Planes can even disappear over land in the U.S. In 1996, a Lear Jet disappeared on its approach to the Lebanon, New Hampshire airport and could not be found. Literally thousands of people looked for it for months with no luck so the official search was called off. Some people theorized that the pilots stole it and took it into Canada and then elsewhere. It wasn’t until 3 years later that someone stumbled across it by accident in the woods on the side of a small mountain. The area where it was found was less than 20 miles from the airport and had been well searched but it couldn’t be easily detected until someone walked right up to it. A Lear Jet isn’t nearly as large as a full-sized airliner but they have the same basic equipment as airliners and are hardly small planes.
Airplane crashes often do not look like airplanes, and crash sites don’t always look like crash sites.
Now I’m starting to think that some sophisticated group is targeting and shooting down Indonesian commercial aircraft and not claiming credit because … I got nothin’.
A couple of misconceptions here.
First, the free satellite unit isn’t free, the data transfer is free but the box in the aeroplane is not. Having said that it is simply an ADS-B signal relay and many if not most airliners already have ADS-B. The free satellite uplink is not operational until 2017 and airliners are already equipped to use it, so it’s not the airlines that are lagging.
Second, ADS-B coverage probably wouldn’t have made a difference to this search or MH370. QZ8501 was within radar coverage. We know nearly as much about it as we would know about you with your spot detector. We know where it was when whatever happened to it happened. If it had ADS-B coverage or radar coverage to the surface then maybe we’d have a few more seconds of position data but I’m not convinced that would help the search. On MH370 the transponder was turned off or failed, the ADS-B unit is part of the transponder and would’ve stopped transmitting at the same time as the transponder did.

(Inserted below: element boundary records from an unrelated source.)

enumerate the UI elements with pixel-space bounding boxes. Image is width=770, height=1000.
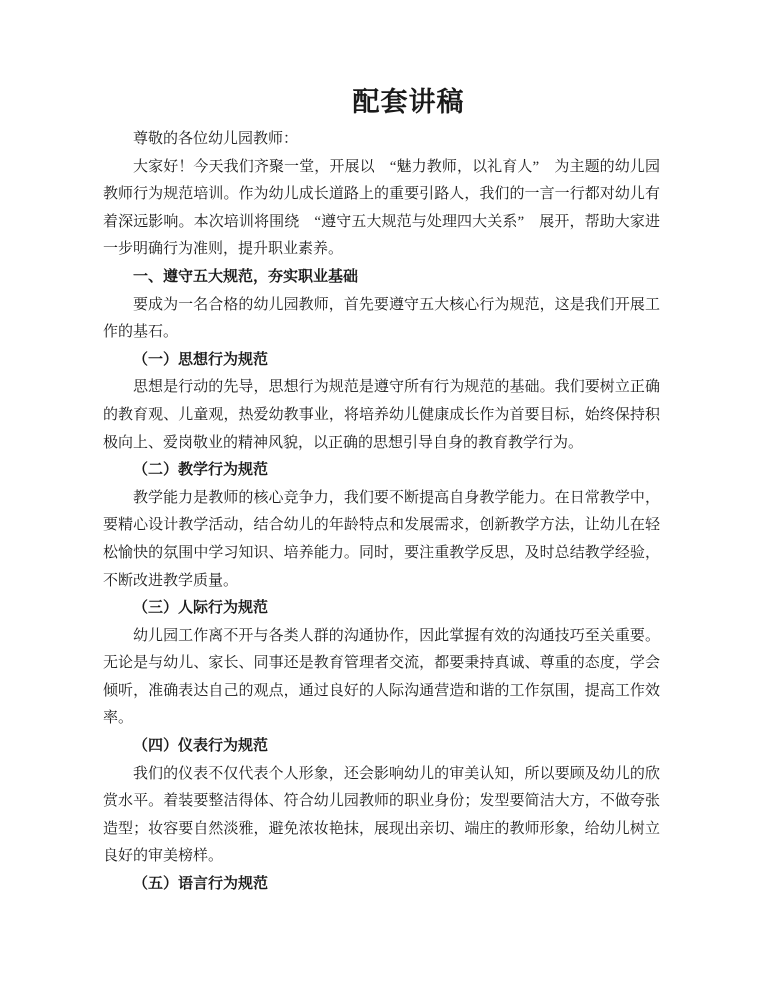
- body-paragraph: 我们的仪表不仅代表个人形象，还会影响幼儿的审美认知，所以要顾及幼儿的欣赏水平。着装要整洁得体、符合幼儿园教师的职业身份；发型要简洁大方，不做夸张造型；妆容要自然淡雅，避免浓妆艳抹，展现出亲切、端庄的教师形象，给幼儿树立良好的审美榜样。: [103, 765, 660, 865]
- body-paragraph: 要成为一名合格的幼儿园教师，首先要遵守五大核心行为规范，这是我们开展工作的基石。: [103, 296, 660, 341]
- body-paragraph: 教学能力是教师的核心竞争力，我们要不断提高自身教学能力。在日常教学中，要精心设计教学活动，结合幼儿的年龄特点和发展需求，创新教学方法，让幼儿在轻松愉快的氛围中学习知识、培养能力。同时，要注重教学反思，及时总结教学经验，不断改进教学质量。: [103, 489, 660, 589]
- body-paragraph: 大家好！今天我们齐聚一堂，开展以 “魅力教师，以礼育人” 为主题的幼儿园教师行为规范培训。作为幼儿成长道路上的重要引路人，我们的一言一行都对幼儿有着深远影响。本次培训将围绕 “遵守五大规范与处理四大关系” 展开，帮助大家进一步明确行为准则，提升职业素养。: [103, 158, 660, 258]
- paragraph-container: [103, 126, 660, 899]
- body-paragraph: 尊敬的各位幼儿园教师：: [133, 131, 299, 147]
- section-heading: 一、遵守五大规范，夯实职业基础: [133, 268, 359, 285]
- section-heading: （二）教学行为规范: [133, 462, 269, 479]
- section-heading: （五）语言行为规范: [133, 876, 269, 893]
- document-content: [0, 86, 770, 899]
- document-title: 配套讲稿: [352, 87, 465, 117]
- section-heading: （一）思想行为规范: [133, 351, 269, 368]
- body-paragraph: 幼儿园工作离不开与各类人群的沟通协作，因此掌握有效的沟通技巧至关重要。无论是与幼儿、家长、同事还是教育管理者交流，都要秉持真诚、尊重的态度，学会倾听，准确表达自己的观点，通过良好的人际沟通营造和谐的工作氛围，提高工作效率。: [103, 627, 660, 727]
- section-heading: （三）人际行为规范: [133, 600, 269, 617]
- section-heading: （四）仪表行为规范: [133, 738, 269, 755]
- body-paragraph: 思想是行动的先导，思想行为规范是遵守所有行为规范的基础。我们要树立正确的教育观、儿童观，热爱幼教事业，将培养幼儿健康成长作为首要目标，始终保持积极向上、爱岗敬业的精神风貌，以正确的思想引导自身的教育教学行为。: [103, 379, 660, 451]
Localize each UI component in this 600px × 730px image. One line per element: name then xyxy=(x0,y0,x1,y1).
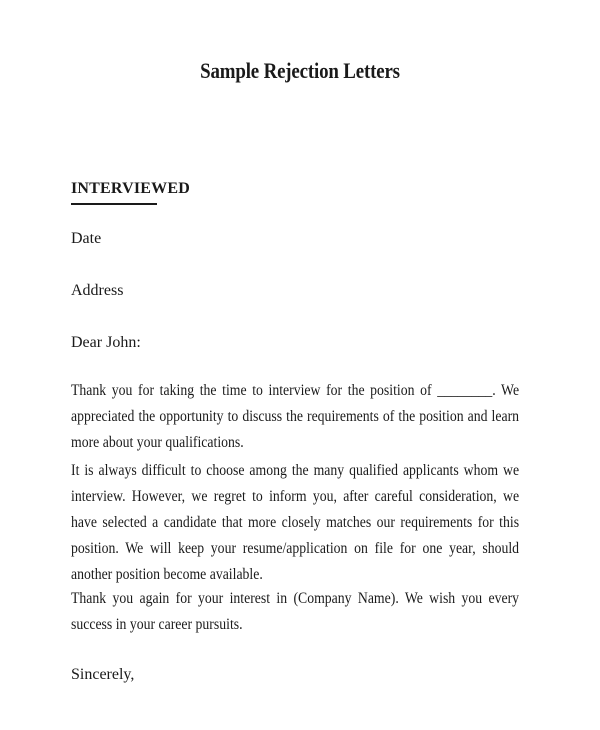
address-line: Address xyxy=(71,282,124,299)
section-heading-text: INTERVIEWED xyxy=(71,180,190,197)
paragraph-1-text: Thank you for taking the time to interview for the position of ________. We appreciated the opportunity to discuss the requirements of the position and learn more about your qualifications. xyxy=(71,382,520,451)
paragraph-3-text: Thank you again for your interest in (Company Name). We wish you every success in your career pursuits. xyxy=(71,590,520,633)
section-heading xyxy=(71,180,190,198)
date-line: Date xyxy=(71,230,102,247)
paragraph-1 xyxy=(71,378,519,456)
closing: Sincerely, xyxy=(71,666,135,683)
page-title: Sample Rejection Letters xyxy=(200,58,400,83)
paragraph-2-text: It is always difficult to choose among the many qualified applicants whom we interview. However, we regret to inform you, after careful consideration, we have selected a candidate that more closely matches our requirements for this position. We will keep your resume/application on file for one year, should another position become available. xyxy=(71,462,520,583)
salutation: Dear John: xyxy=(71,334,141,351)
paragraph-3 xyxy=(71,586,519,638)
section-heading-underline xyxy=(71,203,157,205)
paragraph-2 xyxy=(71,458,519,588)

This happened in the tropics during the local wet season with heavy thunderstorm activity. I don’t know exactly what the weather conditions are in the search area but the reports from day 1 of the search was that it wasn’t good. Having flown search aircraft around the tropics I can tell you that on a good day the radar will pick up a breaching whale, a pod of dolphins, a cooler box, tree trunk, and many other small floating objects within about 30 NM, but on a bad day you can’t pick up much of anything. A visual search is incredibly difficult and you can fly over something multiple times and not see it.

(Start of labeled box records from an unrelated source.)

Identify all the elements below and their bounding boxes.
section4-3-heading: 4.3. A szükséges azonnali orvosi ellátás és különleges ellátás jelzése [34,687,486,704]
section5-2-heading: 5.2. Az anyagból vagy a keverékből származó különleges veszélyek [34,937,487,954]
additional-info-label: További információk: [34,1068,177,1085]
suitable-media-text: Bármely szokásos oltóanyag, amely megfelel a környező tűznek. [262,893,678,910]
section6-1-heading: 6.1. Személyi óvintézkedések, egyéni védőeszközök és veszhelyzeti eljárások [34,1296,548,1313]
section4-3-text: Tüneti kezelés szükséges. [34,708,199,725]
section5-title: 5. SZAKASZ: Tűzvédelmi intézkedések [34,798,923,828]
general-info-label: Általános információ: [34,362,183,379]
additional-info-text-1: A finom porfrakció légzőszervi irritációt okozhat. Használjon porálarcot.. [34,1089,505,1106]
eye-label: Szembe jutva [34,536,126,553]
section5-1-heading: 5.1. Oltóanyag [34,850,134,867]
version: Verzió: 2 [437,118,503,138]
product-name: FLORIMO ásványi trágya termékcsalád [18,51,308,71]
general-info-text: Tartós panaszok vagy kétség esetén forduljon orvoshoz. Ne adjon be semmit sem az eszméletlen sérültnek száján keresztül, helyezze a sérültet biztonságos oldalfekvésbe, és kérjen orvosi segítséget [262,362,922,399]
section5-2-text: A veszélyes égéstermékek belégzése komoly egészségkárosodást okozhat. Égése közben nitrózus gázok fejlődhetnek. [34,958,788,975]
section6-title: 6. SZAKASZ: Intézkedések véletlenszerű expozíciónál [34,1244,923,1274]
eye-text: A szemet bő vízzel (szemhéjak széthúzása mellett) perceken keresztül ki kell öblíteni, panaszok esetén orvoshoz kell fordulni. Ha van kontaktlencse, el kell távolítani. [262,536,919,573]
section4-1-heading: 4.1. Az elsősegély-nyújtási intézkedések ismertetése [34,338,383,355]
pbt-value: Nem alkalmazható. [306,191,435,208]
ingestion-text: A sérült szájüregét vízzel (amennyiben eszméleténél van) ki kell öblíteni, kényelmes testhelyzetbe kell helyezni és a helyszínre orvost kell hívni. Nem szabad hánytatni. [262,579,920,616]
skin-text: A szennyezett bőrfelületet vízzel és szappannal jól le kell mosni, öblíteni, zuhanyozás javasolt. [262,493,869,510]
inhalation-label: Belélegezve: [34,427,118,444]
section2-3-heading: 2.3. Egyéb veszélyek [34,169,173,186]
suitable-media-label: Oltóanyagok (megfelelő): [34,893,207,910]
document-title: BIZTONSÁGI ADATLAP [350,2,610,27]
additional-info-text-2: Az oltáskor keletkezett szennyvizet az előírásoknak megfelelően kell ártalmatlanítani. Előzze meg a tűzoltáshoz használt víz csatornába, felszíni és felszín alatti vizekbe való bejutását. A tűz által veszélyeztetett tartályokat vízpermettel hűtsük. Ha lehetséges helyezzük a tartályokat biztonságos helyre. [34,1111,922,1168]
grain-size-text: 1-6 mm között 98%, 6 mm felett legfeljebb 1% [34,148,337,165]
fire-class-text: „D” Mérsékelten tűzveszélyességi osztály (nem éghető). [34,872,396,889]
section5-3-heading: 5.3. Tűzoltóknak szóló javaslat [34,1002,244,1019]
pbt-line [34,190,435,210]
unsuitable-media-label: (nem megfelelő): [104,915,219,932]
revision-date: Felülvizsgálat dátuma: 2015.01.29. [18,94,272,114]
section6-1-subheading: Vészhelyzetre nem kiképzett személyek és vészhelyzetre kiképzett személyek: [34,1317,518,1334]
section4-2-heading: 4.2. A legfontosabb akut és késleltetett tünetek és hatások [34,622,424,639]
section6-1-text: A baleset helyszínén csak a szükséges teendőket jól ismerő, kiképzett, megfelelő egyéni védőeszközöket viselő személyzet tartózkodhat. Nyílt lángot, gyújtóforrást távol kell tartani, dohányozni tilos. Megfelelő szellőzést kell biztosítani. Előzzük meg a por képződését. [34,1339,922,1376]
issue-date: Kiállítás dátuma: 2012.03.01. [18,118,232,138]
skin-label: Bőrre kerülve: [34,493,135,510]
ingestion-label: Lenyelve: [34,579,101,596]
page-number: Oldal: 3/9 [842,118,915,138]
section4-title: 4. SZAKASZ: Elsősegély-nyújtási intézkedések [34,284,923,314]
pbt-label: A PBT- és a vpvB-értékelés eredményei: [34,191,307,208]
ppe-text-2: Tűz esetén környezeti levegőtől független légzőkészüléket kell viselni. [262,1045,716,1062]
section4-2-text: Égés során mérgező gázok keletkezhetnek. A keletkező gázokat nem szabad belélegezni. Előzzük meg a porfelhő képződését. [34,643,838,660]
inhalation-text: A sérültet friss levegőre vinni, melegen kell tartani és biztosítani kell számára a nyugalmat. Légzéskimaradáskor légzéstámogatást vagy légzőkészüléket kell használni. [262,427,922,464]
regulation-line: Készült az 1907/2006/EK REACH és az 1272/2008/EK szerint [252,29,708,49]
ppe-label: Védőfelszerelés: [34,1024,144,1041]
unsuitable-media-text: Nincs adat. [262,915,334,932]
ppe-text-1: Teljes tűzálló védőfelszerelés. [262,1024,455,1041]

My feeling is that this aeroplane is pretty close to its last known position and that we shouldn’t be concerned about not being able to find it until they have a few days of searching in very good conditions.

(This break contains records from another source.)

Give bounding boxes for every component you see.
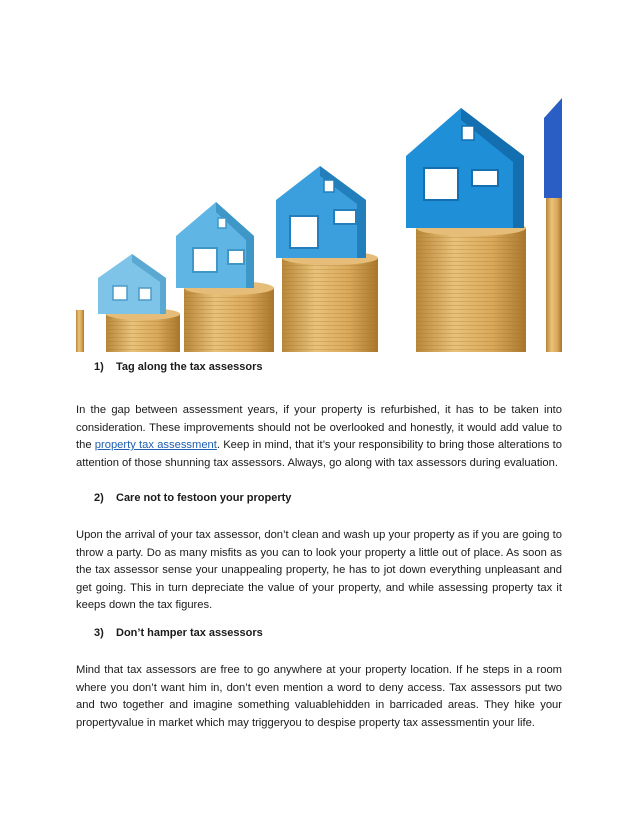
houses-coins-illustration: [76, 78, 562, 352]
section-1-number: 1): [94, 361, 104, 373]
house-stack-4: [406, 108, 526, 352]
section-1-text-before-link: In the gap between assessment years, if your property is refurbished, it has to be taken into consideration. These improvements should not be overlooked and honestly, it would add value to the: [76, 404, 562, 452]
section-1-heading: [94, 361, 263, 373]
section-3-heading: [94, 627, 263, 639]
coin-stack-0: [76, 310, 84, 352]
house-stack-1: [98, 254, 180, 352]
section-2-paragraph: Upon the arrival of your tax assessor, don’t clean and wash up your property as if you are going to throw a party. Do as many misfits as you can to look your property a little out of place. As soon as the tax assessor sense your unappealing property, he has to jot down everything unpleasant and get going. This in turn depreciate the value of your property, and while assessing property tax it keeps down the tax figures.: [76, 529, 562, 612]
section-1-text-after-link: . Keep in mind, that it’s your responsibility to bring those alterations to attention of those shunning tax assessors. Always, go along with tax assessors during evaluation.: [76, 439, 562, 469]
house-stack-3: [276, 166, 378, 352]
section-2-title: Care not to festoon your property: [116, 492, 292, 504]
section-3-title: Don’t hamper tax assessors: [116, 627, 263, 639]
section-2-heading: [94, 492, 291, 504]
houses-on-coin-stacks-image: [76, 78, 562, 352]
section-2-number: 2): [94, 492, 104, 504]
section-1-title: Tag along the tax assessors: [116, 361, 263, 373]
section-3-number: 3): [94, 627, 104, 639]
section-3-paragraph: Mind that tax assessors are free to go anywhere at your property location. If he steps in a room where you don’t want him in, don’t even mention a word to deny access. Tax assessors put two and two together and imagine something valuablehidden in barricaded areas. They hike your propertyvalue in market which may triggeryou to despise property tax assessmentin your life.: [76, 664, 562, 729]
section-1-paragraph: [76, 402, 562, 472]
property-tax-assessment-link[interactable]: property tax assessment: [94, 439, 217, 452]
house-stack-2: [176, 202, 274, 352]
house-stack-5: [544, 98, 562, 352]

Adam Air 547 took over a week to find.
Point taken.
I’m so glad no one posted “terrorism”. A far more commonly held horrid stereotype about the region.
Its almost 48 hours since the plane crash.
It was more than 48 hours before investigators determined that MH370 turned around halfway across the Gulf of Thailand so search crews were still combing the Gulf of Thailand for MH370.
Its seems like we know as much about QZ8501 as we did at a comparable time after the disappearance of MH370.
Indonesian searchers say they have spotted debris at sea in the hunt for Flight QZ8501
That’s about it. Breaking news posted at the link at 01:32 EST.
10km from the position of the last radar contact.
Breaking news updated at 3:00 AM EST: confirmed wreckage of AirAsia Flight QZ8501.
Six bodies have been retrieved in the vicinity of the wreckage: AirAsia Live: Both black boxes found, one still stuck under heavy wreckage -World News , Firstpost
(Warning: there’s a picture of a floating corpse in the link)
Confirmed. Guardian link, (they’re not including the floating corpse image.)
Over 40 bodies recovered so far.
Expected, but how sad. In a way I suppose this must be better than never knowing for sure what happened to the plane and all those poor people aboard…but still, shit.
Aw, damn…
They were flying near some really bad weather. This is heartbreaking.